“Experts” Continuing to Blame Rise in Valley Fever Cases on #ClimateCrisis Pseudoscience

LI 82 Valley Fever

by Leslie Eastman at legalinsurrection.com

Valley Fever is a fungal disease. Fortunately, a novel and effective new treatment targeting fungi has emerged.

Back in 2019, way before the covid pandemic, I reported on a potentially life-threatening fungal illness rapidly spreading throughout central California and blamed it on….climate change! I crunched the numbers and concluded:

I will just point out that between the Global Warming Solutions Act of 2006 and our former governor’s race to embrace the Paris Climate Accord, the state’s climate should be preventing such catastrophes.

Hopefully, the researchers will find a cure quickly, as climate solutions to this problem will not be nearly as effective as medical ones.

Clearly, most normal people continue the summers to be hot and the winters cold as they go about their lives. As the recent terror over “global boiling” hasn’t sparked enough fear, Valley Fever cases are back in the news.

More than 500,000 Americans could be sickened each year by Valley fever, the disease caused by breathing in the fungus Coccidioides, according to preliminary estimates developed by the Centers for Disease Control and Prevention.

The draft figures, which were disclosed in a CDC presentation to the National Academies of Sciences, Engineering, and Medicine, suggest the toll inflicted on Americans by the fungus could be more than triple the size of widely cited previous estimates.

“There’s just not a ton of awareness or knowledge about the disease. We do see a lot of travel associated cases, we’ve seen reports of cases popping up in places where we wouldn’t have typically expected Valley fever to be endemic,” Samantha Williams, an epidemiologist with the CDC’s Mycotic Diseases Branch, told CBS News.

Williams is part of the team that has been refining these forthcoming estimates of cases of Valley fever, which scientists call Coccidioidomycosis. It is one of a range of new projects aimed at ramping up the agency’s response to the illness, which primarily occurs in the Southwest, from California to central Texas.

Back in California, public health officials are blaming the uptick on too much rain…which broke the back of the recent drought cycle in this state.

“California’s dry conditions, combined with recent heavy winter rains could result in increasing valley fever cases in the coming months,” California Department of Public Health Director Dr. Tomás Aragón said in a news release.

During a drought, the fungus that causes valley fever often is less active, but it grows once the rains return, according to the Department of Public Health. Valley fever cases have been lowest during drought and highest in the years immediately following a drought, raising concerns for this summer and fall after the record-breaking rain that hit California.

No matter how much climate-angst is expressed and how many economy-crushing, liberty-limiting policies are enacted, lifeforms like fungi have a tendency to adapt and persevere.
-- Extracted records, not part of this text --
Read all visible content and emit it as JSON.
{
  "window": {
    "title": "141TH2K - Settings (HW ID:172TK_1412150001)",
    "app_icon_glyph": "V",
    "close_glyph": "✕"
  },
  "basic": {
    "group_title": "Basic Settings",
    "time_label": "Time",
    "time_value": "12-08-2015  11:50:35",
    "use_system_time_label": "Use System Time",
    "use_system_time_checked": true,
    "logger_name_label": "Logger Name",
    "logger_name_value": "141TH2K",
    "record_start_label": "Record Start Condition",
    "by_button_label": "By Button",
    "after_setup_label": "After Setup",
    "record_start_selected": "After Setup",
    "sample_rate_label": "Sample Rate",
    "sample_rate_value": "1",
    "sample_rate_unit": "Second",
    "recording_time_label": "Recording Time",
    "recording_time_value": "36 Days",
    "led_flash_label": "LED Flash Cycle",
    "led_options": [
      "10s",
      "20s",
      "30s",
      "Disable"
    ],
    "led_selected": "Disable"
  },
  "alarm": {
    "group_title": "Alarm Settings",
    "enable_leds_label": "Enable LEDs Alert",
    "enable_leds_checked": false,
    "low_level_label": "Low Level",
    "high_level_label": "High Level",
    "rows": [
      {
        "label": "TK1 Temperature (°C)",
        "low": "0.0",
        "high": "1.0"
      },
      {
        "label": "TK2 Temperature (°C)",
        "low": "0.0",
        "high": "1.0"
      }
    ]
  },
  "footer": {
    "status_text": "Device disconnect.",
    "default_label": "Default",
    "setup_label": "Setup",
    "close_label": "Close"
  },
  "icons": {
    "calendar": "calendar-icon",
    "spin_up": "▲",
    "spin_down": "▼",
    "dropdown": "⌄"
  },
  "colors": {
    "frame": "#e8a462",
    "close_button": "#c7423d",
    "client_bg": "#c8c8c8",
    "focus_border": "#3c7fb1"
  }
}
That is why I asserted the better bet would be the focus on medical treatment.

Now, a novel and effective new treatment targeting fungi has emerged.

Researchers at the RIKEN Center for Sustainable Research Science (CSRS) and the University of Toronto have discovered an innovative way to combat fungal infections.

This method revolves around obstructing the fungi’s ability to produce fatty acids, a primary component of fats.

With resistance to anti-fungal drugs increasing, this new tactic, which works differently and is effective against a wide range of fungal species, could prove particularly beneficial. The study was published in the scientific journal Cell Chemical Biology.

Most people are familiar with athlete’s foot, a relatively benign health issue easily resolved with a trip to the drugstore. However, other fungal infections, caused by Candida, Cryptococcus, and Aspergillus types of fungi, are far more serious. In fact, these fungi are responsible for millions of deaths every year. Like bacteria’s growing resistance to antibiotics, resistance to anti-fungal medications is also on the rise globally. Consequently, the death toll is likely to increase in the foreseeable future without immediate intervention.

I wonder how much farther along we might be on finding effective treatments against fungi if billions weren’t diverted to fight a coronavirus that mainly causes cold-and-flue symptoms in individuals not suffering from comorbidities.

Most people who inhale Coccidioidomycosis, the fungus causing Valley Fever, have no symptoms. Many others purge it from their bodies without treatment after suffering mild respiratory symptoms. However, it can cause serious health effects in some individuals.

Approximately 5 to 10% of people who get Valley fever will develop serious or long-term problems in their lungs.4 In an even smaller percent of people (about 1%), the infection spreads from the lungs to other parts of the body, such as the central nervous system (brain and spinal cord), skin, or bones and joints.

It might be nice if the media directed some of the climate panics toward promoting good science and effective research. Perhaps we would have had more treatment options available and fewer cases.